Suppose the stack is filled with the numbers 2,5,6 and 4. See how the stacks drops and lifts its contents while calculating 6-4+8:

t 2 2 2 2

z 5 2 5 2

y 6 5 2 5

x 4 |-| 2 |8| 8 |+| 10

1 2 3

1. The stack drops its content. The t-register replicates its content.

2. The stack lifts its content. The t-register's content is lost.

3. The stack drops

Most functions and operators prepare the stack to lift its content when the next number enters the x-register. But there are some exceptions, for example |ENTER|.

THE |ENTER| KEY

|ENTER| key separates two numbers keyed in one after the other. It lifts the stack and replicates x-register. It also prepares the stack so that x-register will be overwritten with next input. Suppose the stack is again filled with 2,5,6 and 4. Now enter and add two new numbers:

t 2 5 6 6 6

z 5 6 4 4 6

y 6 4 5 5 4

x 4 |5| 5 |ENTER| 5 |6| 6 |+| 11

1 2 3 4

1. Lifts the stack

2. Lifts the stack and replicates the x-register

3. Does not lift the stack

4. Drops the stack and replicates the t-register

The replicating feature of |ENTER| can be interesting if you want to enter a number and apply an operator to itself.

|3| |ENTER| |×|

gives you the square of 3.

The replicating effect of |ENTER| together with the replicating effect of stack drop (from t into z-register) allows you to fill the stack with a numeric constant for calculations.

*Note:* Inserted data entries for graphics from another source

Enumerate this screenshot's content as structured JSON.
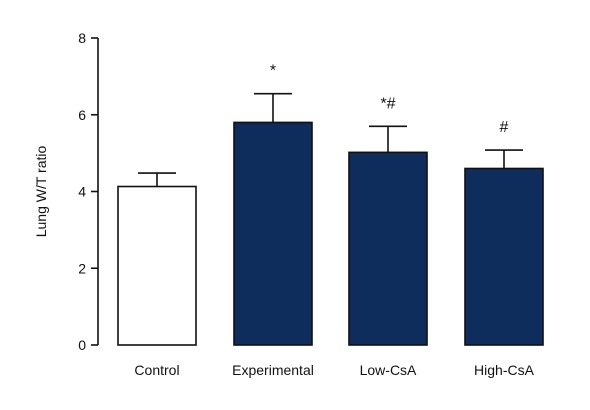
{
  "chart_data": {
    "type": "bar",
    "ylabel": "Lung W/T ratio",
    "xlabel": "",
    "ylim": [
      0,
      8
    ],
    "yticks": [
      0,
      2,
      4,
      6,
      8
    ],
    "categories": [
      "Control",
      "Experimental",
      "Low-CsA",
      "High-CsA"
    ],
    "values": [
      4.13,
      5.8,
      5.02,
      4.6
    ],
    "errors": [
      0.35,
      0.75,
      0.68,
      0.48
    ],
    "significance": [
      "",
      "*",
      "*#",
      "#"
    ],
    "bar_colors": [
      "#ffffff",
      "#0f2d5c",
      "#0f2d5c",
      "#0f2d5c"
    ],
    "grid": false,
    "legend": "none"
  }
}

|3| |ENTER| |ENTER| |ENTER| |×| |×| |×| |×| ...

gives you successive powers of 3.

THE |LAST x| REGISTER

The |Last x| register is a companion to the stack: it holds the number that was in the x-register before the last operation was executed. This ability to retrieve the "last x" has two main uses: correcting errors and reusing a number in a calculation.